Simply put, cash savings are exactly what they sound like: Your hard-earned money stored in a highly liquid and accessible form. Several tools are available to store these funds, and none of them involve piggy banks or the undersides of mattresses.
- The first and most obvious ways to conserve cash are in checking and savings accounts. These services come with almost any basic bank account, and provide a safe place to keep your money while still having easy access to it. Savings accounts usually exist in three types: A basic bank account with low interest; a high-yield savings account, which usually has some limitations; and an online savings account.

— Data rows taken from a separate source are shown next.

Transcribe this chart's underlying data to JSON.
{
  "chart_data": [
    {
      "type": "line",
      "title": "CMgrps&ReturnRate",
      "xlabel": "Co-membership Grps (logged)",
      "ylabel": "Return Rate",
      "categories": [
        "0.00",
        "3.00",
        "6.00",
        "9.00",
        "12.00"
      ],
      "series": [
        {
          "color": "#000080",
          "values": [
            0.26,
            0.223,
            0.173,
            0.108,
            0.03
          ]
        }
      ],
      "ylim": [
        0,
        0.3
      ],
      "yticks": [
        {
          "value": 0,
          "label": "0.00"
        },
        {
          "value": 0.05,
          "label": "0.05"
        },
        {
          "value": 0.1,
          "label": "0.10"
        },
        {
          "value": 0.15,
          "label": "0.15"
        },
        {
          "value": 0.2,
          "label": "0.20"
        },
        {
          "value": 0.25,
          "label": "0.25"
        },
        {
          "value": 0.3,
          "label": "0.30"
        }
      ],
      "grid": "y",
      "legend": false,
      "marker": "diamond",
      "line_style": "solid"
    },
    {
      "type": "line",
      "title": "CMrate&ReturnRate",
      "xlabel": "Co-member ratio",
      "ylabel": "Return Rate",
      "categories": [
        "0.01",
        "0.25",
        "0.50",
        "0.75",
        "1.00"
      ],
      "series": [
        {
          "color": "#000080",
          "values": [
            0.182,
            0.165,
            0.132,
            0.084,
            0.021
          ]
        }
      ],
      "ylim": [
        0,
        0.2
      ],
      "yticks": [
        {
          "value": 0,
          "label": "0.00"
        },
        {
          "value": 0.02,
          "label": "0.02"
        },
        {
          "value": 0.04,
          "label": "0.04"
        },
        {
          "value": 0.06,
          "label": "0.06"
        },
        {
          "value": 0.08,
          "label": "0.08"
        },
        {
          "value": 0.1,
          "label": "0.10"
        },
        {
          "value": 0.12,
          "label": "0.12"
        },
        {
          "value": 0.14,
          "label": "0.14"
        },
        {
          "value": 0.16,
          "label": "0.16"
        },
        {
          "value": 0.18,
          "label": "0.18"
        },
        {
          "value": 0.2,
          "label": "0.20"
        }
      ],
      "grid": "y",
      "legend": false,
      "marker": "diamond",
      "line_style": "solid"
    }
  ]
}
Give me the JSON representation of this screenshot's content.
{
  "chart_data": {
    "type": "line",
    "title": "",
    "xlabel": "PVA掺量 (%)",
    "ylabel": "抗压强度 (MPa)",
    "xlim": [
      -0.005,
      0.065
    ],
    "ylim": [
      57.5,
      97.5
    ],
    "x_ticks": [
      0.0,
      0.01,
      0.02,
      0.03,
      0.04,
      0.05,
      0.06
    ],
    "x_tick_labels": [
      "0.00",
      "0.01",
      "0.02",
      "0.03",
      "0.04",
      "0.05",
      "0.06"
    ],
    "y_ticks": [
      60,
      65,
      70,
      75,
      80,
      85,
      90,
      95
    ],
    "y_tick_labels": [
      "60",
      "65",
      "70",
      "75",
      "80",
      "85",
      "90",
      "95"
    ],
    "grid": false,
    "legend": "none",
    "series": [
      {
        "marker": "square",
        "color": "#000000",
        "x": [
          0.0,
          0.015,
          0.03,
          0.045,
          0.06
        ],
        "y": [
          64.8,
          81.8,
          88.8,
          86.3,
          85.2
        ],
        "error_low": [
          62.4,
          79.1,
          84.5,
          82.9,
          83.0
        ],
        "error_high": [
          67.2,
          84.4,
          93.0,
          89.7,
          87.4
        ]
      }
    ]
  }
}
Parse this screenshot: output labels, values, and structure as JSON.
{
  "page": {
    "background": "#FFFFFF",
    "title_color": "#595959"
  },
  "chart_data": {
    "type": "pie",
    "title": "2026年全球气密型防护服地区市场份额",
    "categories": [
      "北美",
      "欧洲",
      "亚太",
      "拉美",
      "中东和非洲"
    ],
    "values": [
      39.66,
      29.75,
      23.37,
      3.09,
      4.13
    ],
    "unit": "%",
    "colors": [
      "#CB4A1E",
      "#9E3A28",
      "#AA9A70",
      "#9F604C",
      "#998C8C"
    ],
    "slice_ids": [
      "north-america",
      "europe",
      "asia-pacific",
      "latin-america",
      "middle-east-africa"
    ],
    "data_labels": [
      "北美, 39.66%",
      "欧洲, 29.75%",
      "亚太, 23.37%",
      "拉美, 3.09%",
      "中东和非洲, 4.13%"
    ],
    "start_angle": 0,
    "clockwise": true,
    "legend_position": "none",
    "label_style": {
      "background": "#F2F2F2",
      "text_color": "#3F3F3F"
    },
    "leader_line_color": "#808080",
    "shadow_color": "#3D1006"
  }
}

- Money market accounts are similar to savings accounts but offer higher rates of interest in exchange for limited withdrawals and a larger minimum balance.
- CDs, or Certificates of Deposit, typically come with higher interest rates provided you don’t touch the money for a period of time stipulated by the bank. The end of this term is what institutions refer to as the maturity date.
How do cash savings work?
With cash savings, a bank is essentially paying you to loan out your money. Most banks are insured by the Federal Deposit Insurance Corporation (FDIC), meaning your money is guaranteed to be there, when you need it up to $250,000.
Benefits and risks of cash savings
Savings accounts are generally superior to checking accounts in that they offer slightly higher interest rates or APYs (annual percentage yields). Some checking accounts do occasionally provide a small interest rate or cash-back incentives for using debit cards at certain vendors.
However, the disadvantage of savings is that they don’t offer the convenience of frequent withdrawals that checking accounts do. Also, when interest rates are low, those benefits can be offset by annual inflation increases.
Money market accounts offer higher, competitive interest rates and typically require an opening balance of at least $1,000. Banks can charge a fee (typically around $5) if you don’t maintain that minimum. They can also limit your number of withdrawals and levy a fee (around $5-$10) for each one you make in excess of the monthly maximum (usually six).
Cash savings considerations
Because they’re insured, cash savings are a safe and foolproof way to keep money on hand for short-term everyday expenses. The Federal Open Market Committee, a 12-member national banking group, sets interest rates, so it’s smart to keep an eye on their announcements to know when to get the best rate for your deposit. Banks are competitive, so shop around for the highest rates you can find.